BagAndCards.cpp — http://pastebin.com/pVGf2RNz

BagAndCards.sample — http://pastebin.com/eSFGqDWS

  • »
    »
    9 years ago, # ^ |
      Vote: I like it +5 Vote: I do not like it

    I discovered the bug for one of the members of my team. It is an issue with Greed, actually. It downloaded the inputs incorrectly. If you look at the BagAndCards.sample file, it is wrong--There are quotation marks around the string. I should point out that I also use Greed, but a newer version, and this did not happen to me during the contest, so you may want to consider upgrading. =)

    • »
      »
      »
      9 years ago, # ^ |
        Vote: I like it 0 Vote: I do not like it

      Oh, thanks, I should have noticed the quotation marks ...

»
9 years ago, # |
Rev. 2   Vote: I like it 0 Vote: I do not like it

Another question (curiously), did anyone think about FFT while solving div.1 hard? Does anyone think that the problem setter was thinking about FFT while choosing this problem as div.1 hard?
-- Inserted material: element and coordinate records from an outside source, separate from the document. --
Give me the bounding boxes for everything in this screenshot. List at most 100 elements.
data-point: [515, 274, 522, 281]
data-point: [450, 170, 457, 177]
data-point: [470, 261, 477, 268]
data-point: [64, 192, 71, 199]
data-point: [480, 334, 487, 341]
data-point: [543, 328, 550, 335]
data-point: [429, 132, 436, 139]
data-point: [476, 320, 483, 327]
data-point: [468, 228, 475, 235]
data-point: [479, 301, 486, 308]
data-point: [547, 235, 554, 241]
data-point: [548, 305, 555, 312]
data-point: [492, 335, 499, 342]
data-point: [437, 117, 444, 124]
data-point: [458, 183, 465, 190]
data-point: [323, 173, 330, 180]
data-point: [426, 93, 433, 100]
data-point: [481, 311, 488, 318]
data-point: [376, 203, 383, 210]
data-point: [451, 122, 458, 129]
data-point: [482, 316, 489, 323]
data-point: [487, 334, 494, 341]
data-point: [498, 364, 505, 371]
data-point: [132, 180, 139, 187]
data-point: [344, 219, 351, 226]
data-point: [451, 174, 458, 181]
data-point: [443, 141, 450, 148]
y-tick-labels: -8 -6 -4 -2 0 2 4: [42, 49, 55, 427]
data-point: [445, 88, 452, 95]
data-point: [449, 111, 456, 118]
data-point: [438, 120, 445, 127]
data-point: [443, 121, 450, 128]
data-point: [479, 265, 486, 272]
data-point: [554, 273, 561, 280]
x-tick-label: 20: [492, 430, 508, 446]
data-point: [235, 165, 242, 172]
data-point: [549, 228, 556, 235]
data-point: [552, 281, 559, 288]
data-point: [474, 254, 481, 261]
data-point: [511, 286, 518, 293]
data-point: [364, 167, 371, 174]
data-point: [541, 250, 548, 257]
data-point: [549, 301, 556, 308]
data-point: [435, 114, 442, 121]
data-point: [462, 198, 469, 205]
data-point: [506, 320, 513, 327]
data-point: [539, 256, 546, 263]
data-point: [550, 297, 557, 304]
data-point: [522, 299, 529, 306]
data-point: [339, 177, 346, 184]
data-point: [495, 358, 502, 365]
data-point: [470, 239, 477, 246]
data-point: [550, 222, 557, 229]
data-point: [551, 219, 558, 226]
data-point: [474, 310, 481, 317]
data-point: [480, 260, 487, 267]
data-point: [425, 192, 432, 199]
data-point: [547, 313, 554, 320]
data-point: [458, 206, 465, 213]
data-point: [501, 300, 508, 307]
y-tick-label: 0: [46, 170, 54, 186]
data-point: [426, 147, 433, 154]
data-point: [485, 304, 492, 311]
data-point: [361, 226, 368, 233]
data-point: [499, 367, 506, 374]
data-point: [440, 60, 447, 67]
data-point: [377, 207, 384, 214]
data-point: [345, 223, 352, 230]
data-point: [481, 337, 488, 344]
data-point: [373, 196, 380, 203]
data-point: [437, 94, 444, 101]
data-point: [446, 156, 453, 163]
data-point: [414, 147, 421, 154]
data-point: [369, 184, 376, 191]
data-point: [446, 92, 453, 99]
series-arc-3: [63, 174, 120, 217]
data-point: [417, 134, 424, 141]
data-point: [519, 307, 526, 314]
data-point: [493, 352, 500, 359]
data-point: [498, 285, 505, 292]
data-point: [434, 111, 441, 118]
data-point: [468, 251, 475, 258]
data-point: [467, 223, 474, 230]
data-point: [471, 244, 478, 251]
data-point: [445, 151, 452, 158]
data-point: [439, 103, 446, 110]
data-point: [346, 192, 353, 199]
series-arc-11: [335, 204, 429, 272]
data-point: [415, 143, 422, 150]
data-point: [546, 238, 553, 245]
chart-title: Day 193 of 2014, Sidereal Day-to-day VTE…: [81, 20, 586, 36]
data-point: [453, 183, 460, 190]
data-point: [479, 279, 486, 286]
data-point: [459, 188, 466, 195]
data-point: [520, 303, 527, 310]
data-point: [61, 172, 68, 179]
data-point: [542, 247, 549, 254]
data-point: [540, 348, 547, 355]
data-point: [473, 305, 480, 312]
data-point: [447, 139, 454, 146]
Edit: My fault, FFT is too slow for this problem.

  • »
    »
    9 years ago, # ^ |
      Vote: I like it +18 Vote: I do not like it

    Are you sure? FFT was my first thought and it looks like an intended solution (big TL).

    • »
      »
      »
      9 years ago, # ^ |
        Vote: I like it 0 Vote: I do not like it

      I originally thought it was FFT as well. After a quick scan through the AC solutions, I don't think anyone got FFT accepted. Some people tried it, but everyone got it wrong for one reason or another. The intended solution is better (both runtime wise and asymptotically) than doing the O(n^2) FFTs.

    • »
      »
      »
      9 years ago, # ^ |
        Vote: I like it 0 Vote: I do not like it

      Haha yes. Actually I only tried to solve this after contest. The progress was like this: After reading the statement, I thought about FFT (because of big TL), but I didn't know how to face up with mod 1e9+7, so I looked through some accepted codes. After looking, I realized that FFT wasn't required. Hence, I posted the above comment to ask you guys, but while posting, I forgot the TL and thought FFT is too slow. LOL

      Btw, anyone tried to code FFT for this problem?

  • »
    »
    9 years ago, # ^ |
    Rev. 4   Vote: I like it +44 Vote: I do not like it

    The intended solution is something similar to FFT: instead of finding Fourier transform (calculating f(r^0), f(r^1), f(r^2).. where r is a unit root), we just find f()s at any m different values, like we just find f(0), f(1), .., f(m-1). Note that we don't need a 'fast' transform: we can just do it in O(m^2) for each of n vector. And we can precalculate how to restore answer from f(0), f(1), .., f(m-1).

    Code: http://ideone.com/XFomMa

    We intended to use another task that requires above idea, but then figured out that task have a simpler solution (but not like this one.. at least worth 600p). So we decide to change it to a new one just 2 days before the contest — and we just didn't notice this new task have such a simple solution.

    I apologize for this issue and we will be more careful in the future.

    • »
      »
      »
      9 years ago, # ^ |
        Vote: I like it +21 Vote: I do not like it

      It's the solution I used in the contest. :P

»
9 years ago, # |
  Vote: I like it -8 Vote: I do not like it

I cannot understand a case, check out test case #8 from this: https://community.topcoder.com/stat?c=problem_solution&cr=22263204&rd=16649&pm=14117

{0, 4, 0, 6}, {1, 6, 6, 8}, {7}, {2} 4 Passed

I've draw the points but they did not form a convex polygon:

Did I miss something ?

  • »
    »
    9 years ago, # ^ |
      Vote: I like it +8 Vote: I do not like it

    The triangle ABD contains C (C is inside), so all 4 points are inside this convex polygon

    • »
      »
      »
      9 years ago, # ^ |
        Vote: I like it 0 Vote: I do not like it

      Thanks, now I realized that I've misread the problem.